A slight diversion: I think it would be a good idea to revisit topics presented at Black Hat from time to time to see if the now-conventional thinking needs to change. What about a track that takes a handful of talk topics from 2 or 5 years ago and invite commentary by presenters other than the original author to provide an updated analysis? It would give everyone a chance to see what's changed and what defenses have evolved and also whether or not the original issue really was that big of a deal in the first place. It would usher in a new era of accountability both for presenters (to make sure they're bringing up relevant topics) and for vendors (to make sure they are actually making things better after having their flaws pointed out).
There's a rich content mine for new researchers struggling to find topics to investigate just by going through old talks where the original presenter left more questions than answers about a given product or technology. It may not be as sexy as breaking it for the first time, but you'll be helping a wider audience of people who are actually trying to use and secure it.

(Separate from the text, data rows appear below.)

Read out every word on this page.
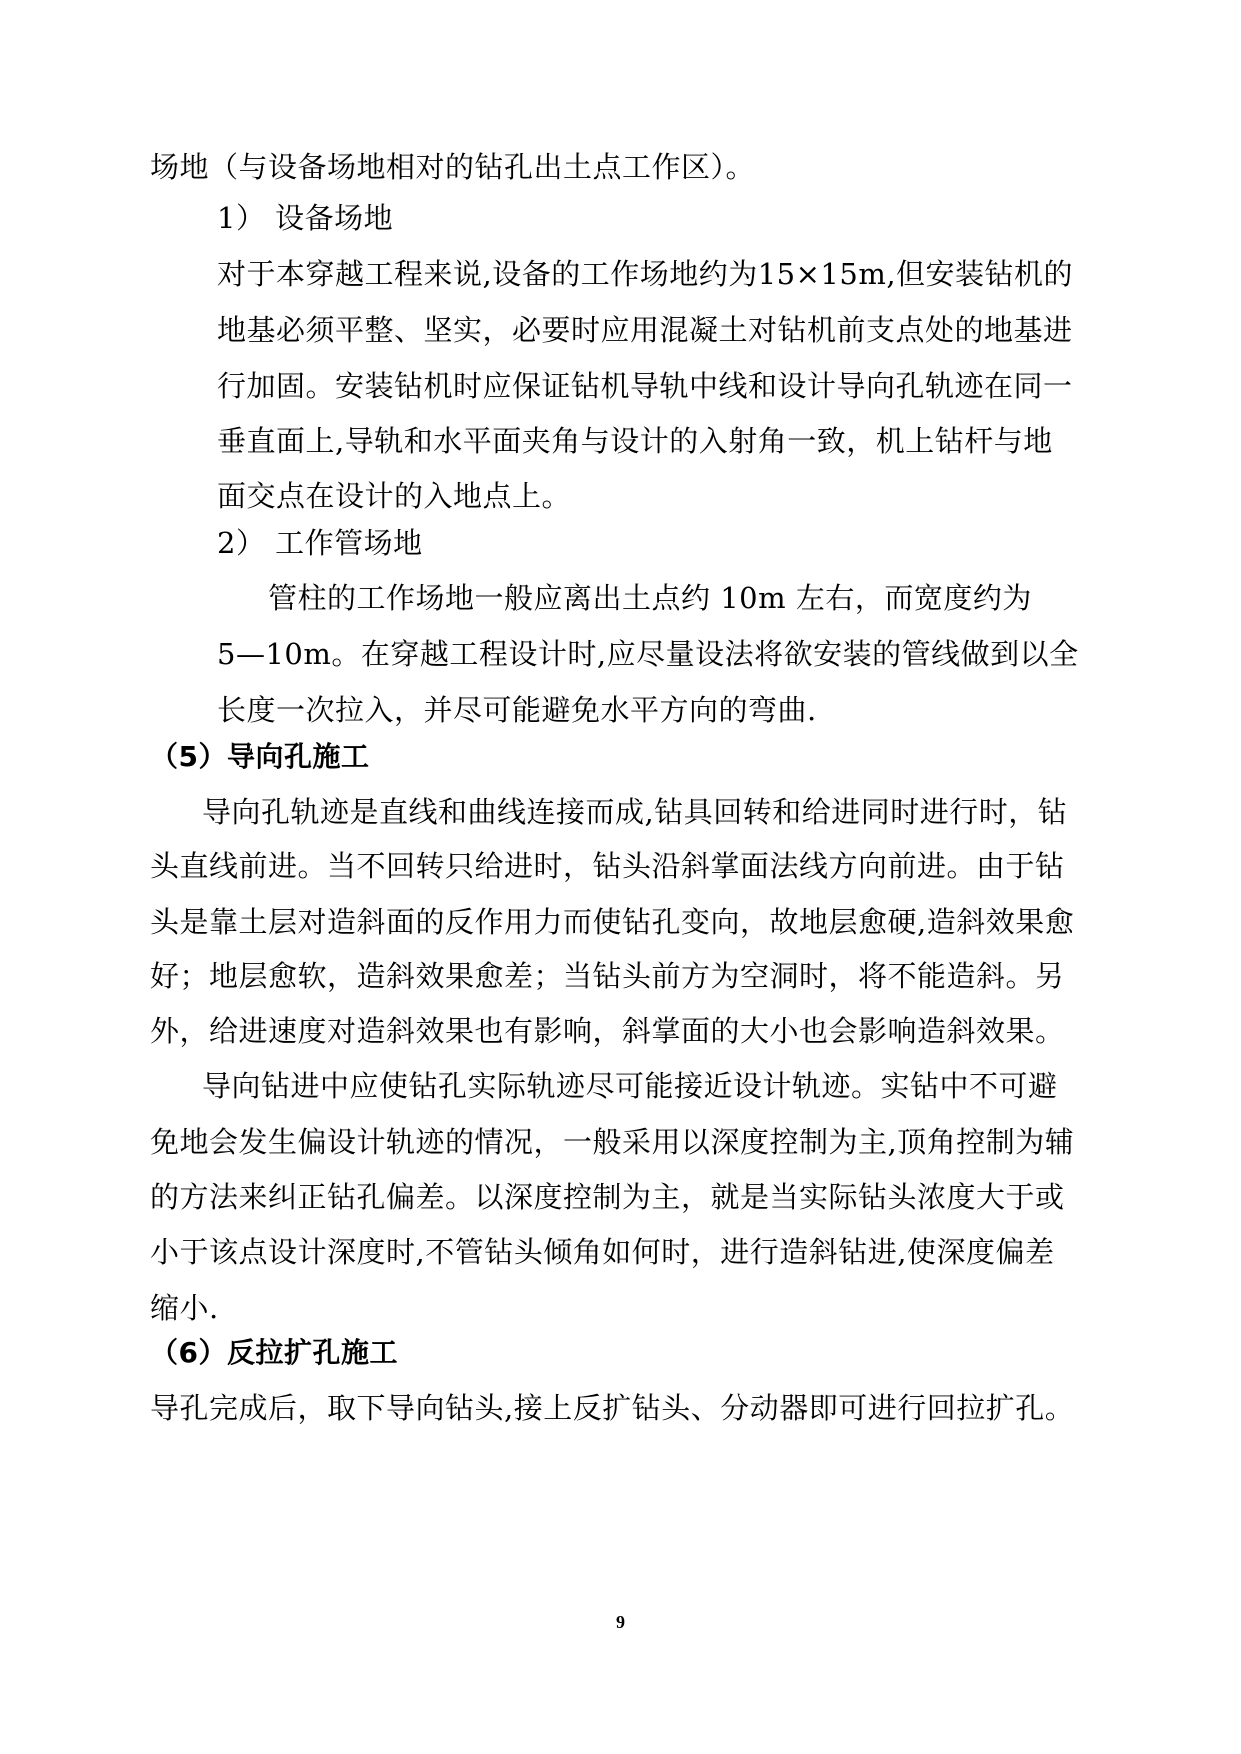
场地（与设备场地相对的钻孔出土点工作区）。
1） 设备场地
对于本穿越工程来说,设备的工作场地约为15×15m,但安装钻机的
地基必须平整、坚实，必要时应用混凝土对钻机前支点处的地基进
行加固。安装钻机时应保证钻机导轨中线和设计导向孔轨迹在同一
垂直面上,导轨和水平面夹角与设计的入射角一致，机上钻杆与地
面交点在设计的入地点上。
2） 工作管场地
管柱的工作场地一般应离出土点约 10m 左右，而宽度约为
5—10m。在穿越工程设计时,应尽量设法将欲安装的管线做到以全
长度一次拉入，并尽可能避免水平方向的弯曲.
（5）导向孔施工
导向孔轨迹是直线和曲线连接而成,钻具回转和给进同时进行时，钻
头直线前进。当不回转只给进时，钻头沿斜掌面法线方向前进。由于钻
头是靠土层对造斜面的反作用力而使钻孔变向，故地层愈硬,造斜效果愈
好；地层愈软，造斜效果愈差；当钻头前方为空洞时，将不能造斜。另
外，给进速度对造斜效果也有影响，斜掌面的大小也会影响造斜效果。
导向钻进中应使钻孔实际轨迹尽可能接近设计轨迹。实钻中不可避
免地会发生偏设计轨迹的情况，一般采用以深度控制为主,顶角控制为辅
的方法来纠正钻孔偏差。以深度控制为主，就是当实际钻头浓度大于或
小于该点设计深度时,不管钻头倾角如何时，进行造斜钻进,使深度偏差
缩小.
（6）反拉扩孔施工
导孔完成后，取下导向钻头,接上反扩钻头、分动器即可进行回拉扩孔。
9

I know it's hard to believe, but just because a product gets trashed on stage doesn't mean that everyone throws it away in the rubbish bin outside the speaker's hall.
Do It Anyway
Here's my suggestion for would-be presenters and publishers paralyzed by prior research: Do it anyway. Most of chose to stay out of academia for a reason, and we shouldn't get into the citation game just for sake of it. However, this comes with a caveat: Don't try to represent you're the first one to the table, and if your research was inspired by someone else's work, give them credit. On the other hand, don't waste too much time trying to find previous research if you're not aware of it in the first place. At the end of the day, if the content is compelling, you'll get the recognition and attention you deserve.
* Thanks to Chris Rohlf for his feedback on this post.